The main character is Major Scobie, a policeman of great rectitude, second in command in an outpost in Sierra Leone where he has lived for 15 years. When he learns he will not be named Commissioner at the retirement of the current Commissioner, his wife, never a comfortable person, goes into a tailspin. She wants to visit friends in South Africa and though he does not have the money for this, he promises to find a way to send her there. He borrows money from Yusef, a Syrian shopkeeper, and in short order is morally compromised.

After Louise left, Helen, a young widow who suffered great misfortune, lands in their outpost. Scobie fell in love with her and in their insular world, everyone soon knew. Though he took great care to avoid detection, he wrote a note declaring his love which of course fell into the hands of the Syrian shopkeeper. Yusef makes use of the note to involve Scobie in his diamond-smuggling operation. Louise, having heard of Scobie's affair, returns and requests that he go to mass with her and take communion to prove that he had confessed. And thus we come to the Catholic portion of the novel.

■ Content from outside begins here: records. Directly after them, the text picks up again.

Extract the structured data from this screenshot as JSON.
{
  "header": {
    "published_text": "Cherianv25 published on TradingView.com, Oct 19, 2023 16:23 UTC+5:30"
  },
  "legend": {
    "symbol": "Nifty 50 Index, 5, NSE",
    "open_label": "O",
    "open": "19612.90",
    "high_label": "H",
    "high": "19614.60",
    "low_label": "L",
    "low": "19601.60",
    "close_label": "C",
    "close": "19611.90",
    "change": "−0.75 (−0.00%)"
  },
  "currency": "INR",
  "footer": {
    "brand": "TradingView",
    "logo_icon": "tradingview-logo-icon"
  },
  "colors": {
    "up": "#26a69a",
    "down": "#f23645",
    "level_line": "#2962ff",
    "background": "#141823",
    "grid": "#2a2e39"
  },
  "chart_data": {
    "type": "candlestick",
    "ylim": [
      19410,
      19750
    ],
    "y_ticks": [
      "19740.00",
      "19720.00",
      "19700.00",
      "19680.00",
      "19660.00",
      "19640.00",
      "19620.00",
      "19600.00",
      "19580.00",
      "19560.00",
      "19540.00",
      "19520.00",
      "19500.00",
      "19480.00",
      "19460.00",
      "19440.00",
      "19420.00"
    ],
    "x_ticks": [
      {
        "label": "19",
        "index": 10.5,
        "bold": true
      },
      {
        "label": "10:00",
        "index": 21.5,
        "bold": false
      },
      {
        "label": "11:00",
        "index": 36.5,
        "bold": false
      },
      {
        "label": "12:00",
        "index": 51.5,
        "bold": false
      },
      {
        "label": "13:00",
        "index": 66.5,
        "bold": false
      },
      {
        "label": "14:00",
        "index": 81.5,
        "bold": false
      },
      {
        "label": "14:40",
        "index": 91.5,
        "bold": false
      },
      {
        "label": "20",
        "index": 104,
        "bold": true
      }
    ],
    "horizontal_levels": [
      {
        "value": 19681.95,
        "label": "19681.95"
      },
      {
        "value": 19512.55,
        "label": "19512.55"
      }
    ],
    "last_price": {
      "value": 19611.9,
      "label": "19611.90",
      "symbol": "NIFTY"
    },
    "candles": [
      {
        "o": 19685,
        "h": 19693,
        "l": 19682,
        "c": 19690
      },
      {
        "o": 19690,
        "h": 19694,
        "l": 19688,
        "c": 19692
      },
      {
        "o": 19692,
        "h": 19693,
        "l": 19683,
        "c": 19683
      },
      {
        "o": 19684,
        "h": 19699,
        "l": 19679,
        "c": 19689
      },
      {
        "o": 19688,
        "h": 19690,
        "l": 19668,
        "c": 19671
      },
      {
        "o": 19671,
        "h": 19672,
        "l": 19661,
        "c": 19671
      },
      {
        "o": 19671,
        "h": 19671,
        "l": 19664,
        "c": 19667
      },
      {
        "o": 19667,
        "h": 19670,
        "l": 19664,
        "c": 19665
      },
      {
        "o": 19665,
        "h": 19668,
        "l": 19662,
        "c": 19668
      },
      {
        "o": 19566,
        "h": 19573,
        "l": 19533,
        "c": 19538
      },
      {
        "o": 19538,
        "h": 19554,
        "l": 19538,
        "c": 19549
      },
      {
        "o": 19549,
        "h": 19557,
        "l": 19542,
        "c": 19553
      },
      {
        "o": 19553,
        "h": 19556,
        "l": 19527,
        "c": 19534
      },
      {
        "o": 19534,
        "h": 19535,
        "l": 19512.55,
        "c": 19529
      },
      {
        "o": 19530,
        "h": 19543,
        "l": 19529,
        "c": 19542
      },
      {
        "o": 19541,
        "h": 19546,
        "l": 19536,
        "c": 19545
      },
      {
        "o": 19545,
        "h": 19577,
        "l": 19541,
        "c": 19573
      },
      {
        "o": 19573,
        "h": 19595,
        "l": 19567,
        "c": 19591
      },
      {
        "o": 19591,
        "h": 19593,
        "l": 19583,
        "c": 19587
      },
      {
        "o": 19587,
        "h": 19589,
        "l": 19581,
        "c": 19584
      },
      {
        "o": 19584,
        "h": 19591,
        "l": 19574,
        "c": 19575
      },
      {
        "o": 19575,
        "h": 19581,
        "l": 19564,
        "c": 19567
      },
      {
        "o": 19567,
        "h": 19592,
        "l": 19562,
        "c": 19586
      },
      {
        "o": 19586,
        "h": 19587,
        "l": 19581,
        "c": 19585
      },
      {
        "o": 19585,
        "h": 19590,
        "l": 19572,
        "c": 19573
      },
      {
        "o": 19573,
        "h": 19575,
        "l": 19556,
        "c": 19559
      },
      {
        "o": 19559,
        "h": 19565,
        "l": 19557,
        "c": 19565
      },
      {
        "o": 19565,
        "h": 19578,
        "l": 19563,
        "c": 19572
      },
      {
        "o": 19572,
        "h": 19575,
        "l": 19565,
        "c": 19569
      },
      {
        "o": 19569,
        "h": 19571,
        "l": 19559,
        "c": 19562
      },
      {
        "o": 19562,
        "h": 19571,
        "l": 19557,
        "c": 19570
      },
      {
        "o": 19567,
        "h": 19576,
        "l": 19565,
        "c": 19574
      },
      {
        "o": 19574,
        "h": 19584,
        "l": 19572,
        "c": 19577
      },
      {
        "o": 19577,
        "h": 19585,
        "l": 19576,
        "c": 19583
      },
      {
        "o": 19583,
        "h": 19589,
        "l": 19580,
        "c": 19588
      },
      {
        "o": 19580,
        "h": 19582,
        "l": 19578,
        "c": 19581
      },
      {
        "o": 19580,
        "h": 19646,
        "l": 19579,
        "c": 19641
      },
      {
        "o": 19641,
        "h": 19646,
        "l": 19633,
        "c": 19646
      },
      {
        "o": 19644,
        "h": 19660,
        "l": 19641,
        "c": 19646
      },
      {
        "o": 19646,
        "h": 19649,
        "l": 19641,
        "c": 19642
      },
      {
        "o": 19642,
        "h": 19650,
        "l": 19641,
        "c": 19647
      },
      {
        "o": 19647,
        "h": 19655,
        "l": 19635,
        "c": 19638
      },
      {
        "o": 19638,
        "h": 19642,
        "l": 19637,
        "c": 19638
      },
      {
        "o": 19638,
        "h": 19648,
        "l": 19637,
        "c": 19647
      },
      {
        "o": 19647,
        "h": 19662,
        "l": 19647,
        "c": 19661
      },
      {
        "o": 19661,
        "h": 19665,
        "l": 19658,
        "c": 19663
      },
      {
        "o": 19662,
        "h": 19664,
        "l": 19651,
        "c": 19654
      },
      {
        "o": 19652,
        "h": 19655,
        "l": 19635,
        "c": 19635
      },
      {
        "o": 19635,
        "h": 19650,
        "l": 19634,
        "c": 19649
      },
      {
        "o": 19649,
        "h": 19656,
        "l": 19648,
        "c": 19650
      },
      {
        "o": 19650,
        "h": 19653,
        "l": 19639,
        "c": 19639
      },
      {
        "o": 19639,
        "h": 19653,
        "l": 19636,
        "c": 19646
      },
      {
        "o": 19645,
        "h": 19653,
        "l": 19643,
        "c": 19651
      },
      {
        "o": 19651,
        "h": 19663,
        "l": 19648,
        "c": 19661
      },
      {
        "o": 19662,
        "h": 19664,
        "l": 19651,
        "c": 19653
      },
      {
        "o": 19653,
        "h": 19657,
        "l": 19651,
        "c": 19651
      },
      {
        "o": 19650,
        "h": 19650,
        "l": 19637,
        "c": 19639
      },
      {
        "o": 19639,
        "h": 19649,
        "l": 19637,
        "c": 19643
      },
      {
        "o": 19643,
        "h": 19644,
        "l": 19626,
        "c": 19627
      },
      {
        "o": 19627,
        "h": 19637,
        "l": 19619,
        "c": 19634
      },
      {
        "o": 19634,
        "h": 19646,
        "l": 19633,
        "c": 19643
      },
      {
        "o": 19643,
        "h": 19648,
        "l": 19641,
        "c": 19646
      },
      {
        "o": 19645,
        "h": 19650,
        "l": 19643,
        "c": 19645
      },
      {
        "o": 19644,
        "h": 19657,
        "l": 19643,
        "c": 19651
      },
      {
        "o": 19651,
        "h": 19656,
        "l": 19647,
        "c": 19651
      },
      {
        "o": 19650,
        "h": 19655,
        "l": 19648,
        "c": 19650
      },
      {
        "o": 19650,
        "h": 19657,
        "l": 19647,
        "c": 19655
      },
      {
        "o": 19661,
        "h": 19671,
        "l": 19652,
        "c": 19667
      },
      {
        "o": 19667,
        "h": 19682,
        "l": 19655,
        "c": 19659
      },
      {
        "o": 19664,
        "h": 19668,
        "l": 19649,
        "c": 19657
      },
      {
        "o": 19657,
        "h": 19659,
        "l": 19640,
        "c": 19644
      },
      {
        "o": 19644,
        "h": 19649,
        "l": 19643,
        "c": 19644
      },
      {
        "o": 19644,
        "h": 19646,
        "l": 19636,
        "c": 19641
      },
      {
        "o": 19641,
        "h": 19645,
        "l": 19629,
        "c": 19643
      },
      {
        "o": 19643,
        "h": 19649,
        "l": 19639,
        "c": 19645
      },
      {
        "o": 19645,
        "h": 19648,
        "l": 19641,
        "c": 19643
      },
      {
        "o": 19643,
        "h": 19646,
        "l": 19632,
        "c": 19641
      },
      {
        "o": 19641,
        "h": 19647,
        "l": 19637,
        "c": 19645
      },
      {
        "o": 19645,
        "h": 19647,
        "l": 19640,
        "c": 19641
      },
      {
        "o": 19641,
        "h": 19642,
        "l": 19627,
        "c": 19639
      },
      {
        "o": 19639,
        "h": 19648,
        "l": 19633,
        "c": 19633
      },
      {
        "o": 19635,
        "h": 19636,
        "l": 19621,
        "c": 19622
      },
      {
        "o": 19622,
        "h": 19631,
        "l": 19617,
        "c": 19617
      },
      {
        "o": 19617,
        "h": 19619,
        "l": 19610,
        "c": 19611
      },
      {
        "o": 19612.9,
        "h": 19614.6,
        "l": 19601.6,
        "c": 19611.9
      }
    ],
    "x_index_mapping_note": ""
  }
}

Scobie obsesses over this as an unthinkable moral failing; he must not take communion without confession and renunciation of Helen and he is unable to renounce her.  Never mind that he has betrayed his profession and his wife and took action that results in his long-time servant Ali being murdered, the real horror is taking communion without the confessional. And though he is able to delay the event for a time, ultimately he makes this step as well. In the midst of all this "The Neckless" twist occurs. The Commissioner tells Scobie he will become Commissioner after all, and so Scobie learns Louise might have stayed and been happy, he needn't have borrowed the money, and wouldn't have taken up with Helen. Ultimately, Scobie concludes that suicide is his only recourse. He does have a long argument with God about this and God made some good points, but was unable to overcome Scobie's resolve.

This is the story of a good man who, choice by choice, finds himself trapped by evil until he must make the worst choice of all. Because he is a sympathetic character, we watch his descent with sympathy and pain. All this occurs with the backdrop of life in the outpost of colonial West Africa with its cast of characters vividly portrayed.